Entrance stars Suziey Block, a barista in Silverlake as Suziey, a barista in Silverlake. The story's about Suziey, who mysteriously loses her dog and is then sent on a slow burn towards brutal horror. It was great to see Silverlake Coffee, the Silverlake Dog Park, the corner of Griffith Park Ave. and Hyperion Ave., etc., on the big screen. Suziey holds the screen well, and is believable throughout the movie. I'd sign off on her starring in big budget horror films like Halloween or anything with zombies, no problem. Beyond her presence on screen, I found it really tough to like this movie. It was mostly boring and then just silly by the end.
***WARNING: SPOILER ALERT***
For about 60-70 minutes, not much happens and the film feels flat: Suziey's at work, Suziey plays with her dog, Suziey engages in mundane interactions with her roommate -- mumblecore at its most mumblecorey.
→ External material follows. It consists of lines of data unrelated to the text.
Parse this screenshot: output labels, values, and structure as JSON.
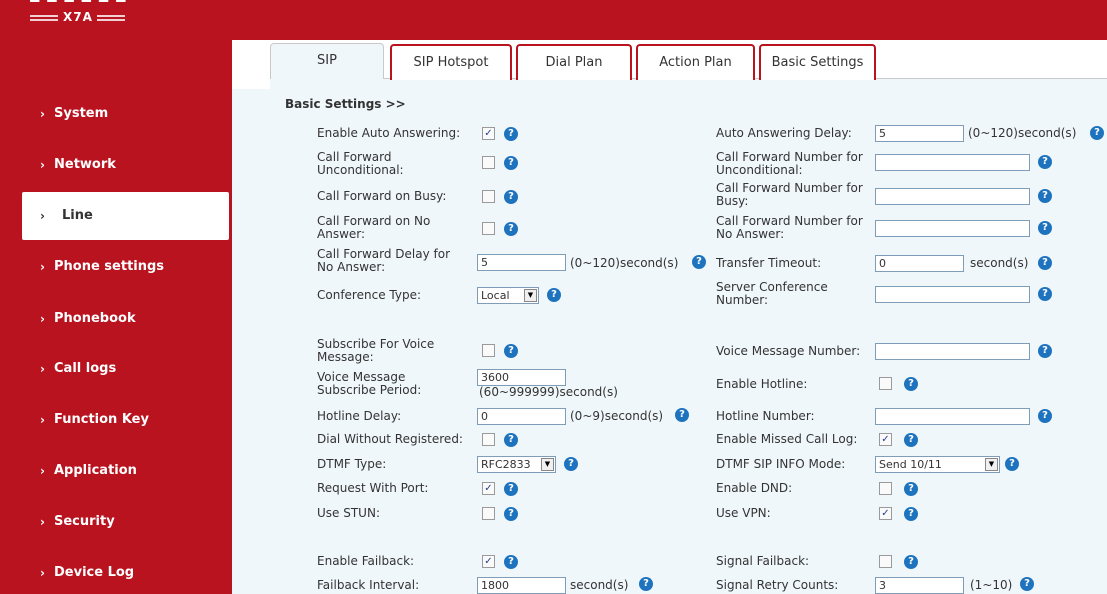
{
  "header": {
    "logo_model": "X7A",
    "logo_top": "FANVIL"
  },
  "sidebar": {
    "items": [
      {
        "label": "System"
      },
      {
        "label": "Network"
      },
      {
        "label": "Line"
      },
      {
        "label": "Phone settings"
      },
      {
        "label": "Phonebook"
      },
      {
        "label": "Call logs"
      },
      {
        "label": "Function Key"
      },
      {
        "label": "Application"
      },
      {
        "label": "Security"
      },
      {
        "label": "Device Log"
      }
    ],
    "active": "Line"
  },
  "tabs": [
    {
      "label": "SIP"
    },
    {
      "label": "SIP Hotspot"
    },
    {
      "label": "Dial Plan"
    },
    {
      "label": "Action Plan"
    },
    {
      "label": "Basic Settings"
    }
  ],
  "section_title": "Basic Settings >>",
  "form": {
    "enable_auto_answering": {
      "label": "Enable Auto Answering:",
      "checked": true
    },
    "auto_answering_delay": {
      "label": "Auto Answering Delay:",
      "value": "5",
      "unit": "(0~120)second(s)"
    },
    "cf_unconditional": {
      "label1": "Call Forward",
      "label2": "Unconditional:",
      "checked": false
    },
    "cf_number_unconditional": {
      "label1": "Call Forward Number for",
      "label2": "Unconditional:",
      "value": ""
    },
    "cf_busy": {
      "label": "Call Forward on Busy:",
      "checked": false
    },
    "cf_number_busy": {
      "label1": "Call Forward Number for",
      "label2": "Busy:",
      "value": ""
    },
    "cf_no_answer": {
      "label1": "Call Forward on No",
      "label2": "Answer:",
      "checked": false
    },
    "cf_number_no_answer": {
      "label1": "Call Forward Number for",
      "label2": "No Answer:",
      "value": ""
    },
    "cf_delay_no_answer": {
      "label1": "Call Forward Delay for",
      "label2": "No Answer:",
      "value": "5",
      "unit": "(0~120)second(s)"
    },
    "transfer_timeout": {
      "label": "Transfer Timeout:",
      "value": "0",
      "unit": "second(s)"
    },
    "conference_type": {
      "label": "Conference Type:",
      "value": "Local"
    },
    "server_conference_number": {
      "label1": "Server Conference",
      "label2": "Number:",
      "value": ""
    },
    "subscribe_voice_message": {
      "label1": "Subscribe For Voice",
      "label2": "Message:",
      "checked": false
    },
    "voice_message_number": {
      "label": "Voice Message Number:",
      "value": ""
    },
    "voice_message_subscribe_period": {
      "label1": "Voice Message",
      "label2": "Subscribe Period:",
      "value": "3600",
      "unit": "(60~999999)second(s)"
    },
    "enable_hotline": {
      "label": "Enable Hotline:",
      "checked": false
    },
    "hotline_delay": {
      "label": "Hotline Delay:",
      "value": "0",
      "unit": "(0~9)second(s)"
    },
    "hotline_number": {
      "label": "Hotline Number:",
      "value": ""
    },
    "dial_without_registered": {
      "label": "Dial Without Registered:",
      "checked": false
    },
    "enable_missed_call_log": {
      "label": "Enable Missed Call Log:",
      "checked": true
    },
    "dtmf_type": {
      "label": "DTMF Type:",
      "value": "RFC2833"
    },
    "dtmf_sip_info_mode": {
      "label": "DTMF SIP INFO Mode:",
      "value": "Send 10/11"
    },
    "request_with_port": {
      "label": "Request With Port:",
      "checked": true
    },
    "enable_dnd": {
      "label": "Enable DND:",
      "checked": false
    },
    "use_stun": {
      "label": "Use STUN:",
      "checked": false
    },
    "use_vpn": {
      "label": "Use VPN:",
      "checked": true
    },
    "enable_failback": {
      "label": "Enable Failback:",
      "checked": true
    },
    "signal_failback": {
      "label": "Signal Failback:",
      "checked": false
    },
    "failback_interval": {
      "label": "Failback Interval:",
      "value": "1800",
      "unit": "second(s)"
    },
    "signal_retry_counts": {
      "label": "Signal Retry Counts:",
      "value": "3",
      "unit": "(1~10)"
    }
  },
  "colors": {
    "brand": "#b8131f",
    "panel": "#f0f7fb",
    "help": "#1e73be"
  },
  "icons": {
    "help": "help-icon",
    "chevron": "chevron-right-icon",
    "dropdown": "dropdown-arrow-icon"
  }
}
There are a couple of encounters that border on creepy -- of the "ohmigod, is that car following me?" variety. Then her dog goes missing, she stays in bed a lot, has a one night stand with some random guy, and decides she wants to leave LA. (Again, this is mainly what comprises close to 60-70 minutes of screen time.) At no point does the viewer really get a feeling of what Suziey yearns for or a sense of what's at stake for her. It's just her in her element, mostly bored and alone. Then, her friends (who are barely developed or are not developed at all by this point) throw a going-away party for her. At the party, people are having a good time until... wait for it... an axe murderer shows up, professes his love to Suziey and fucks up everyone else's world! This would have been so funny if the movie didn't take itself so seriously. I love the idea of a Hipster House of Horror "mumbleGore" extravaganza. The horror scenes were just a punchline, though. It's a shame because they were really intense and well put together. If 60+ minutes of the movie was at the dinner party/blood bath and the rest was set-up, rather than the other way around, this movie could have been epic.
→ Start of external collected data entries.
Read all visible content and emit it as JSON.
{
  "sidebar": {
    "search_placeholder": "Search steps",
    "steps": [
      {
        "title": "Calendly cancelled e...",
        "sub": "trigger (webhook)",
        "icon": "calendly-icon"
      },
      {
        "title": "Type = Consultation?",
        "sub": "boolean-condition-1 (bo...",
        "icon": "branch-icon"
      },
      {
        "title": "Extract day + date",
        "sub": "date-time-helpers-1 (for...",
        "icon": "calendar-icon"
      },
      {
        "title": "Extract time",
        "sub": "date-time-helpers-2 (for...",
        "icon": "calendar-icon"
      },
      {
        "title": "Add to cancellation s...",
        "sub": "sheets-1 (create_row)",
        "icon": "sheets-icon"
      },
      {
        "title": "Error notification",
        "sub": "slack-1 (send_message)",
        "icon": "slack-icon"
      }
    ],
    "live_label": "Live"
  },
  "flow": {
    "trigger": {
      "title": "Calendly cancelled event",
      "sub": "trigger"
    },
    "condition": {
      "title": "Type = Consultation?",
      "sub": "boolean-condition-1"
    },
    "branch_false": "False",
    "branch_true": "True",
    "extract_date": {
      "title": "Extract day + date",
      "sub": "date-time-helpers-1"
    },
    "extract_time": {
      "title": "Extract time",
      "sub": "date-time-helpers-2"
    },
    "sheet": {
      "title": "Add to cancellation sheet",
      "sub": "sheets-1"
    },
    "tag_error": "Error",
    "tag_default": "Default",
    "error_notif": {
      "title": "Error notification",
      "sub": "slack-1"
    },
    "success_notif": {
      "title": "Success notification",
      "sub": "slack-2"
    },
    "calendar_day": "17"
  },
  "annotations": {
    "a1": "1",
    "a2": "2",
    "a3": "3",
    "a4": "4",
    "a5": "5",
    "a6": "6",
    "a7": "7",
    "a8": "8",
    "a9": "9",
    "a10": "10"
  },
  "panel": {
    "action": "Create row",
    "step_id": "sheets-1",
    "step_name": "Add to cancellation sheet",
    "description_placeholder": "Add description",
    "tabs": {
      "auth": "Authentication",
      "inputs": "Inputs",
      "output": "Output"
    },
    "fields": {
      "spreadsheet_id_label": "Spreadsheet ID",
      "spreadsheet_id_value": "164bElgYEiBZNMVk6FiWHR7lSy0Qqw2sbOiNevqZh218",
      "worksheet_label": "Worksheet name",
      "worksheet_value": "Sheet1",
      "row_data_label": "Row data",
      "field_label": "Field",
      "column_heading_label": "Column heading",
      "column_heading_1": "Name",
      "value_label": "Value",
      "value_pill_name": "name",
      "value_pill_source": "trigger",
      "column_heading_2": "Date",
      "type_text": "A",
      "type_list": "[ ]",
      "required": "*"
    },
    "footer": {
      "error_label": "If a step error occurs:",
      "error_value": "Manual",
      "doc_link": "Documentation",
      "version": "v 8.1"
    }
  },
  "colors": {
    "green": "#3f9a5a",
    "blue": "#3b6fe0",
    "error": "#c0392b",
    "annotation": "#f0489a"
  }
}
I'll admit, I'm not the best person to judge horror films. I don't watch a ton, but one that really worked for me was Hostel. The first 30-40 minutes was all about developing the characters in a foreign land. They were ordinary college dudes in Amsterdam, and we really got a sense of who they are and wanted to be in the world. Then, just as the viewer starts to feel for the characters, they're exposed to the most horrific things imaginable, and we're with them through the gore. Since the characters in Entrance were never fully developed, I didn't really care that they ended up victims to a crazy axe murderer. Instead, it was just funny seeing flannel-clad Silverlake hipsters with axes in their backs, though I doubt that's what the filmmakers set out to accomplish.